Was sind im Rückblick die schönsten Momente Ihres Arbeitslebens bei Neumann&Müller?
Am schönsten fand ich es immer auf Produktionen zu fahren, was ich ja leider schon sehr lange nicht mehr mache. Wenn die Crews zu Produktionen raus sind, wäre ich am liebsten mitgefahren. Ich bin immer ein wenig neidisch, wenn die Kollegen rausfahren – zum Beispiel gerade nach Dubai. Dort haben wir eine Auszeichnung als bester Arbeitgeber bekommen. Wir sind sehr stolz, weil wir dort schon lange eine Niederlassung haben. Mit den Teams gemeinsam einen Erfolg zu haben: Das ist es, was wirklich Spaß macht!

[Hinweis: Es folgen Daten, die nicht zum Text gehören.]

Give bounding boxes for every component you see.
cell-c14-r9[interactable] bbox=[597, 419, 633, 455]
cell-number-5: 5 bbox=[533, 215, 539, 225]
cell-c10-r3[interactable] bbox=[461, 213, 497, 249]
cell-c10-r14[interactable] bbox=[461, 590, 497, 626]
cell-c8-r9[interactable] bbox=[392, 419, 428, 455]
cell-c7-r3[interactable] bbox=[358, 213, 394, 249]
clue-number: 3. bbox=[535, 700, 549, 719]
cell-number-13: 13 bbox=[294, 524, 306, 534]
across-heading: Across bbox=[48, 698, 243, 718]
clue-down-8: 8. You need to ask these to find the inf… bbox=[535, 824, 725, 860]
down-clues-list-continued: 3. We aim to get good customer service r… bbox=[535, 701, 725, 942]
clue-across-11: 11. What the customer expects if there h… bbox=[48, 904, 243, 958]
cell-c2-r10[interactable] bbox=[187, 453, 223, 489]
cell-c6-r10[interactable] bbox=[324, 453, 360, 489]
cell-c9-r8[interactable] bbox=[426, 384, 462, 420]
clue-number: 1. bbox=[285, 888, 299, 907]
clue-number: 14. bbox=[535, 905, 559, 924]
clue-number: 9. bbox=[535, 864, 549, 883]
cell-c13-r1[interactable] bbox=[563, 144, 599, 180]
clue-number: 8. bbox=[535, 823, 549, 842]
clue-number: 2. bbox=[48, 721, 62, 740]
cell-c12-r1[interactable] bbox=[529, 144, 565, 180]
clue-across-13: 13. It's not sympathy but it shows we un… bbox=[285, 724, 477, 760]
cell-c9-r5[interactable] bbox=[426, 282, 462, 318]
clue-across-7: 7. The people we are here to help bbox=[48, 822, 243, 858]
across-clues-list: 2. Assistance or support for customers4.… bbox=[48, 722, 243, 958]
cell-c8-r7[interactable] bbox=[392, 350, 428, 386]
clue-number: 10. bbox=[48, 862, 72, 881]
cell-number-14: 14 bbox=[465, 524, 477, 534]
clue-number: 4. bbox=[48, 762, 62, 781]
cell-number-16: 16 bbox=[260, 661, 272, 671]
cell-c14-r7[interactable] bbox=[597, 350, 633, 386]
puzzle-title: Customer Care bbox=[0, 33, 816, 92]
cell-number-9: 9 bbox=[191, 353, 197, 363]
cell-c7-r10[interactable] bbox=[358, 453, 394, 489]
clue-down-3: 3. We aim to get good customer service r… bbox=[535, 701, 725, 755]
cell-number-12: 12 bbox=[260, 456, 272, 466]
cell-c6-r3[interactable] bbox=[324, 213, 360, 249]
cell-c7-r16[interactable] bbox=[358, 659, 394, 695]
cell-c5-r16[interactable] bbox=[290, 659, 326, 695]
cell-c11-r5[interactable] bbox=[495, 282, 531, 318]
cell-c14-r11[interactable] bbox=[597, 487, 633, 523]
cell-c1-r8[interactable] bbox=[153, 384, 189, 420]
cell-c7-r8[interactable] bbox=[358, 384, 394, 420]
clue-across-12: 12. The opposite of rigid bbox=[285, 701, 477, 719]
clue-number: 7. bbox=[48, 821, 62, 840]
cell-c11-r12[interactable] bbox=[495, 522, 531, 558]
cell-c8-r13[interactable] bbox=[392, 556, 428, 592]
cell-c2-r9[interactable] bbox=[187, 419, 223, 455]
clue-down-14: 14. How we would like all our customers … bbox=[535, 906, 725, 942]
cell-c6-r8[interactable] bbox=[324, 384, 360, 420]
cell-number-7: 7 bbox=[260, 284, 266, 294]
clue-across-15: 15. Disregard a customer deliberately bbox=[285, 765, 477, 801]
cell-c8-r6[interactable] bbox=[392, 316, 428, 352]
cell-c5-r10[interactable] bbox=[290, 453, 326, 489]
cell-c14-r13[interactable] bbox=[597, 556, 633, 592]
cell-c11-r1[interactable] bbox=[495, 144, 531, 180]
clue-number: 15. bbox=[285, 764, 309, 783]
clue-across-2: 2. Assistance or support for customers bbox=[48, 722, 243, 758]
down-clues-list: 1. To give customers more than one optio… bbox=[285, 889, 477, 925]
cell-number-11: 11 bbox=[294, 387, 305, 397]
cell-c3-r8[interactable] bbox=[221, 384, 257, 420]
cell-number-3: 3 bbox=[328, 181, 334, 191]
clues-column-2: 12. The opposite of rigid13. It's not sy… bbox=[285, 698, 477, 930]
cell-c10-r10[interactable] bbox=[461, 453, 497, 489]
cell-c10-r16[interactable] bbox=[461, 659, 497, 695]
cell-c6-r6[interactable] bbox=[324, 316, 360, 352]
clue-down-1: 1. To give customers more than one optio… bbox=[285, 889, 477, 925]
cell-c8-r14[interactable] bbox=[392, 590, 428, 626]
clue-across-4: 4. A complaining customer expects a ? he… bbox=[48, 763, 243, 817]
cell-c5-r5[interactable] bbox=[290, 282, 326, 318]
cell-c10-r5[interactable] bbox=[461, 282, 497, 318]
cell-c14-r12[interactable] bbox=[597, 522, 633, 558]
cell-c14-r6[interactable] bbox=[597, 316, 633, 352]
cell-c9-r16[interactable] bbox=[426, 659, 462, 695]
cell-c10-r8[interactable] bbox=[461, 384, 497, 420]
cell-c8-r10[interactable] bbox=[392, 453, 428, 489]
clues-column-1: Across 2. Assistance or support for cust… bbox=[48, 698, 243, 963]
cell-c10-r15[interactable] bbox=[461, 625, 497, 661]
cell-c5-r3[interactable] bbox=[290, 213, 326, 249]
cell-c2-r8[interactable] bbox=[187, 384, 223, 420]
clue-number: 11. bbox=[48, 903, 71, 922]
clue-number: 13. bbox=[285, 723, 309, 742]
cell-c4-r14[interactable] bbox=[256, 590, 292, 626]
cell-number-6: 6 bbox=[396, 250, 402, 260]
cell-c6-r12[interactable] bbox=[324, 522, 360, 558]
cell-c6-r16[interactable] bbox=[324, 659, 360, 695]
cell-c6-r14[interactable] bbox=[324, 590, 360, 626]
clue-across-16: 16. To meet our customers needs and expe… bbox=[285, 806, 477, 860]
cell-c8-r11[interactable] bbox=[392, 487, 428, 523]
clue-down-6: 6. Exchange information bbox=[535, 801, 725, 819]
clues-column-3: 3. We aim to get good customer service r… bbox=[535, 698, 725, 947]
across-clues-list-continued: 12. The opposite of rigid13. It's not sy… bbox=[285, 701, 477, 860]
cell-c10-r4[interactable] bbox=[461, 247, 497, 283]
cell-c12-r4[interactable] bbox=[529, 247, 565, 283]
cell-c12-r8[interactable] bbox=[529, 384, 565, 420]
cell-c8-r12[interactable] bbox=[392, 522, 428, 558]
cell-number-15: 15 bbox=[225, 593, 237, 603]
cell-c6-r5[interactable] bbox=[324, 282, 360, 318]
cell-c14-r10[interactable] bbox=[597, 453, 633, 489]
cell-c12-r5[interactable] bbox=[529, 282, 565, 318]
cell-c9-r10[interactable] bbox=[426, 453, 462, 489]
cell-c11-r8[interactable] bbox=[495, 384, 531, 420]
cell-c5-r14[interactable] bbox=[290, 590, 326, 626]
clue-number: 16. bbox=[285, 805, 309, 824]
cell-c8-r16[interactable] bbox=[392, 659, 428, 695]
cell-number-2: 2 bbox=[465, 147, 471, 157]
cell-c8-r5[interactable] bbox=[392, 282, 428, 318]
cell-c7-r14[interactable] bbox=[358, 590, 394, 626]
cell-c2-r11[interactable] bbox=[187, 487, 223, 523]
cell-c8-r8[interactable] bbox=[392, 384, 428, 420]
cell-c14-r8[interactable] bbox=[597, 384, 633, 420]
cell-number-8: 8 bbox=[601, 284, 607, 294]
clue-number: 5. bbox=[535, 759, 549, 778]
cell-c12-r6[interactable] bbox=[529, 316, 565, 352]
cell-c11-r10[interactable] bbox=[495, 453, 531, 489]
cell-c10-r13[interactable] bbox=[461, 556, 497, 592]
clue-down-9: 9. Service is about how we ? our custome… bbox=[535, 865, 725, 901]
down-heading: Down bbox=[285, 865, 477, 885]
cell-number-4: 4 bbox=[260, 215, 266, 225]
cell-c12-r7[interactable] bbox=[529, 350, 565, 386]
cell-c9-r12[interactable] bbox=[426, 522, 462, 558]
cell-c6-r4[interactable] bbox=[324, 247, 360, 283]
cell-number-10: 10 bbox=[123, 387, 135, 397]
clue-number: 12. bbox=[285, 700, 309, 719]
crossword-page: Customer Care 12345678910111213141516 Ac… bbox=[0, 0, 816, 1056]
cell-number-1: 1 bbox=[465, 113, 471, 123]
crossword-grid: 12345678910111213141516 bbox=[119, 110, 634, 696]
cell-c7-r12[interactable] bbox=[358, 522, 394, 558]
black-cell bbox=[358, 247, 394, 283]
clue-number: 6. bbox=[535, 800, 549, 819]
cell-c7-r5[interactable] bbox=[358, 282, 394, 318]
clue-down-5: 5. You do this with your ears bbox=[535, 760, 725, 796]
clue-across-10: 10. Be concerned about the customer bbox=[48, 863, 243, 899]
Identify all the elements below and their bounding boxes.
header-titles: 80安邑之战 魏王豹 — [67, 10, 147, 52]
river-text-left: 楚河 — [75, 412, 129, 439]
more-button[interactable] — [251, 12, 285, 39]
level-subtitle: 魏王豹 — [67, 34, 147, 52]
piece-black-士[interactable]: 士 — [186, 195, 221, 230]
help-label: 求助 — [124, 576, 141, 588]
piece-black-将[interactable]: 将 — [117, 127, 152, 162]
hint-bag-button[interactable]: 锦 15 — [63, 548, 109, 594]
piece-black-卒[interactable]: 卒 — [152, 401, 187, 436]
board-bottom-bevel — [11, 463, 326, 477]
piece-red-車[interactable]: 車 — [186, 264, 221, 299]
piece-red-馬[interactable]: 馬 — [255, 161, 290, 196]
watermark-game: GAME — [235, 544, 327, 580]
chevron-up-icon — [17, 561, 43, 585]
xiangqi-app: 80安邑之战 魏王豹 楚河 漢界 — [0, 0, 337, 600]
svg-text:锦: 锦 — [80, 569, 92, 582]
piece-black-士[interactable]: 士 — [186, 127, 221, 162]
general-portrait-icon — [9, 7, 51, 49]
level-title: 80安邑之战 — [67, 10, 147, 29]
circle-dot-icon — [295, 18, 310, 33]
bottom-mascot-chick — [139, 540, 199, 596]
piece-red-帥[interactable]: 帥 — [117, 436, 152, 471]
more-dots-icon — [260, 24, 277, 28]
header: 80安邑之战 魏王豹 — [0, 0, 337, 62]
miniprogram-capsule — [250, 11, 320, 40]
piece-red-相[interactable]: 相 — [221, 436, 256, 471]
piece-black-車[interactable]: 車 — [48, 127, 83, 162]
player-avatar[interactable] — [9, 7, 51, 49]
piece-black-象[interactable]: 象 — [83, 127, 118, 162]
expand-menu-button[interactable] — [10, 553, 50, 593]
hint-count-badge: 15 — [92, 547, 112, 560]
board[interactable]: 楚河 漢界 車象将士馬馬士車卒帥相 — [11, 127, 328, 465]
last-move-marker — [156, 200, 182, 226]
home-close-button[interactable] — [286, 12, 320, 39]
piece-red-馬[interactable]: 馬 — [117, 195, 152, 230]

Nun habe ich eine neue Firma gegründet: USB Unternehmen Sanieren & Beraten. Das ist eine Unternehmensberatung auf Risikobasis. Ich gehe in Unternehmen und erstelle eine Erstanalyse mit einem Sanierungsziel. Dieses Ziel gilt es, in einem festgesetzten Zeitraum zu erreichen.  Wenn dieses Ziel erreicht ist, werde ich bezahlt, und wenn nicht, dann bekomme ich gar nichts. Also wieder das gleiche Spiel: Gleichschaltung der Interessen.